Pathways may be an attempt to meet a perceived need of bringing consistency to the various CUNY campuses, and it may be that the central administration believes that it is best situated to address that need, for it stands away from the individual schools. That, though, could be an opening for the administration to take on other tasks that have been left to the faculty in the past. Maybe the CUNY administration does not mean it to be that, but a door left slightly ajar can easily blow open–much more easily than one firmly shut. And the door against administrative involvement in curricular development should be kept bolted (it has not been, but that, again, is a broader concern than I am addressing here).
The City Tech College Council is not saying that the needs Pathways is meant to meet are not worthy, simply that the method is inappropriate–for all of the reasons I put forward above and for others… not the least being that Pathways is poorly designed and is being poorly executed.
As the College Council says, it would be best, at this point, to abandon Pathways and start over. The central administration, by backing down on this, would take an important step towards re-establishing trust between itself and the faculty–and would probably be able to set in motion a process toward curricular modification that would better meet student needs than the current Pathways ever will.
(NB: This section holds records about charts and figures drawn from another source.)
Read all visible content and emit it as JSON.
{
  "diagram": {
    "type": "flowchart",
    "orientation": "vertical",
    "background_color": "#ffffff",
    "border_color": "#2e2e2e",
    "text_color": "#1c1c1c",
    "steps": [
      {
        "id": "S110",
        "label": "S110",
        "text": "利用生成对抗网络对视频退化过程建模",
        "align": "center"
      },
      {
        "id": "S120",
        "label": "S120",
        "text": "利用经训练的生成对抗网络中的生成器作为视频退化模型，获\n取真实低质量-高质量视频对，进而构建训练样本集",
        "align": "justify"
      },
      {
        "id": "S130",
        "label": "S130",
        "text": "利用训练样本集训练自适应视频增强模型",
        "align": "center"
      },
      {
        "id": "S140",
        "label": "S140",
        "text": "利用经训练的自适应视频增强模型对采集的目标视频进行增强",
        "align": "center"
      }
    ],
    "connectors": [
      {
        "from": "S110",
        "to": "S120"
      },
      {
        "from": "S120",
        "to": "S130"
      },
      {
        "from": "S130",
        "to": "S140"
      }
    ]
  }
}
There’s no force to the College Council resolution, which is itself unfortunate. But it does add to the voices of CUNY faculty rising up in response to Pathways, joining the Baruch College Faculty Senate, the College of Liberal Arts and Sciences faculty of City College, the Brooklyn College Faculty Council, the Bronx Community College pathways committee and more in expressing concern over the process of creation and implementation of Pathways.
Will the central administration respond to the concerns raised in a positive way? I hope so. It would be in the best interest of all of us involved in CUNY for it to do so.